Die Wahl findet doch mit mir statt

Unser Autor durfte nicht mehr in Deutschland wählen, weil er über 25 Jahre nicht mehr in der Bundesrepublik lebt. Allerdings hat er einen Antrag für den Eintrag ins Wählerverzeichnis gemacht und nun darf er wieder seine Stimme abgeben.

Ich bin froh, ich bin politisch nicht rechtlos. Der Freiburger Wahlleiter oder die Wahlleiterin hat ein Einsehen gehabt und mich in das Wählerverzeichnis für die Bundestagswahl 2017 eingetragen. An sich hätte ich nach einem Bundestagsbeschluss von 2012 in Deutschland nicht mehr wählen dürfen. Deutsche, die länger als 25 Jahre das Land verlassen haben, verlieren demnach ihr Wahlrecht. Das war bei mir der Fall, denn ich habe ohne Unterbruch über 20 Jahre im Elsass und nun fünf Jahre in Basel gelebt.

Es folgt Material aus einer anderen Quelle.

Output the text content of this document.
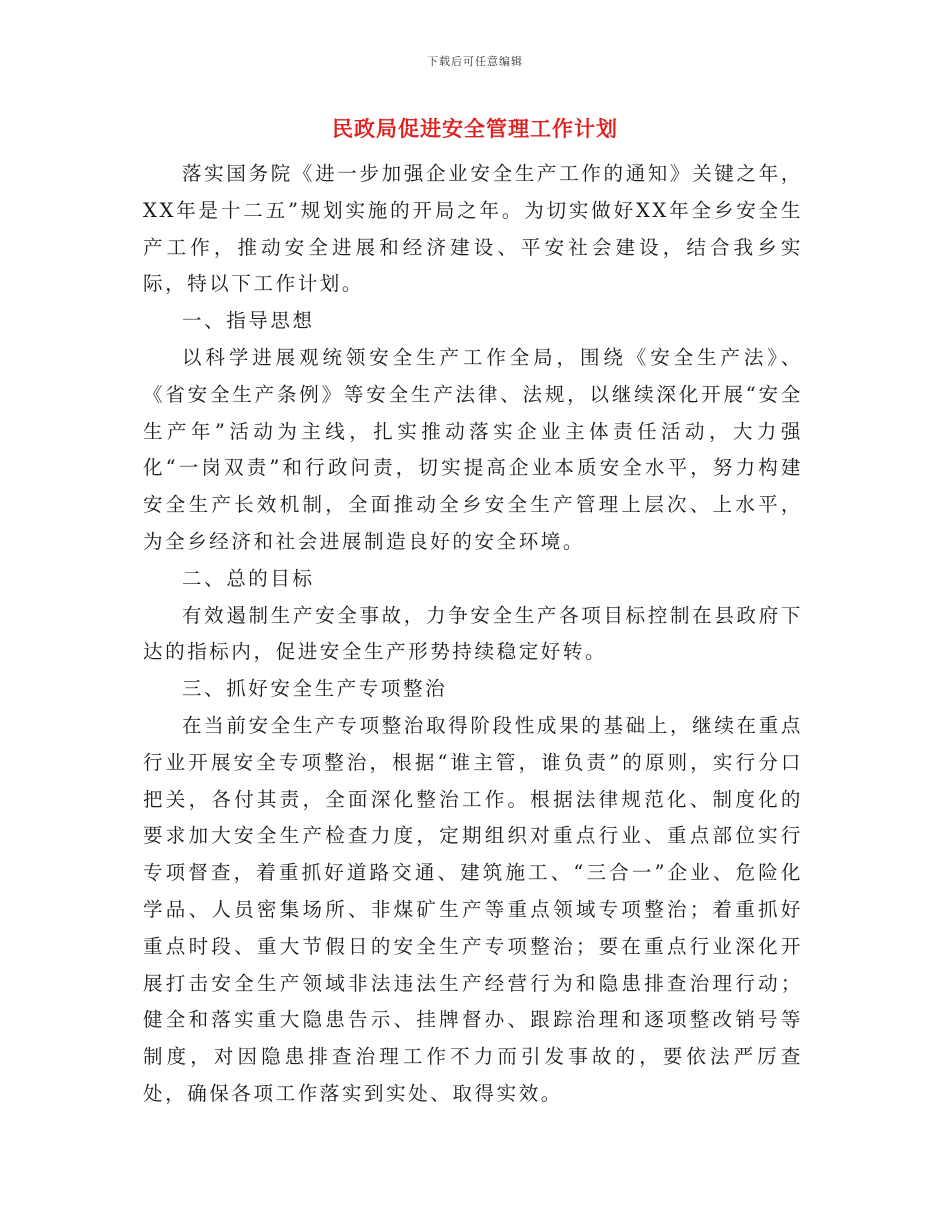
下载后可任意编辑
民政局促进安全管理工作计划

落实国务院《进一步加强企业安全生产工作的通知》关键之年，XX年是十二五”规划实施的开局之年。为切实做好XX年全乡安全生产工作，推动安全进展和经济建设、平安社会建设，结合我乡实际，特以下工作计划。

一、指导思想

以科学进展观统领安全生产工作全局，围绕《安全生产法》、《省安全生产条例》等安全生产法律、法规，以继续深化开展“安全生产年”活动为主线，扎实推动落实企业主体责任活动，大力强化“一岗双责”和行政问责，切实提高企业本质安全水平，努力构建安全生产长效机制，全面推动全乡安全生产管理上层次、上水平，为全乡经济和社会进展制造良好的安全环境。

二、总的目标

有效遏制生产安全事故，力争安全生产各项目标控制在县政府下达的指标内，促进安全生产形势持续稳定好转。

三、抓好安全生产专项整治

在当前安全生产专项整治取得阶段性成果的基础上，继续在重点行业开展安全专项整治，根据“谁主管，谁负责”的原则，实行分口把关，各付其责，全面深化整治工作。根据法律规范化、制度化的要求加大安全生产检查力度，定期组织对重点行业、重点部位实行专项督查，着重抓好道路交通、建筑施工、“三合一”企业、危险化学品、人员密集场所、非煤矿生产等重点领域专项整治；着重抓好重点时段、重大节假日的安全生产专项整治；要在重点行业深化开展打击安全生产领域非法违法生产经营行为和隐患排查治理行动；健全和落实重大隐患告示、挂牌督办、跟踪治理和逐项整改销号等制度，对因隐患排查治理工作不力而引发事故的，要依法严厉查处，确保各项工作落实到实处、取得实效。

Es gibt aber eine Ausnahmebestimmung. Sie tritt ein, wenn man «persönliche und unmittelbare Vertrautheit mit den politischen Verhältnissen der Bundesrepublik Deutschland nachweisen kann und von ihnen betroffen ist». Wie ich in meiner vorletzten Kolumne beschrieb, hatte ich einen derartigen Antrag an das Wahlamt meines letzten Wohnsitzes in Deutschland geschickt und darin mit meiner journalistischen Arbeit über Südbaden und die trinationale Region Basel argumentiert. Das hat geklappt. Vor kurzem sind die Unterlagen für die Briefwahl eingetroffen.

Für unglaubliche 21 Parteien kann ich in meinem Wahlkreis Freiburg stimmen. Neben den bekannten finden sich da die V-Partei für Veränderung, Vegetarier und Veganer, die Menschliche Welt – für das Wohl und Glücklich-Sein aller, die Tierschutzallianz, die Tierschutzpartei oder auch ganz einfach Die Partei – Partei für Arbeit, Rechtsstaat, Tierschutz, Elitenförderung und basisdemokratische Initiative. Ich habe hier nicht genügend Platz, um alle zu nennen.

Auf meinem langen Stimmzettel verfüge ich über eine Erststimme und eine Zweitstimme. Mit der Erststimme spreche ich mich dafür aus, welcher Wahlkreisabgeordnete mich in Berlin vertreten soll. Hier finden sich lediglich elf Namen. Wichtiger ist die Zweitstimme, denn sie entscheidet über die Anzahl der Abgeordneten, die eine Partei in den Bundestag nach Berlin schicken darf. Wer das ist, entscheidet die Platzierung auf der Landesliste. Und da wird es auch für die Region Basel und für mich interessant.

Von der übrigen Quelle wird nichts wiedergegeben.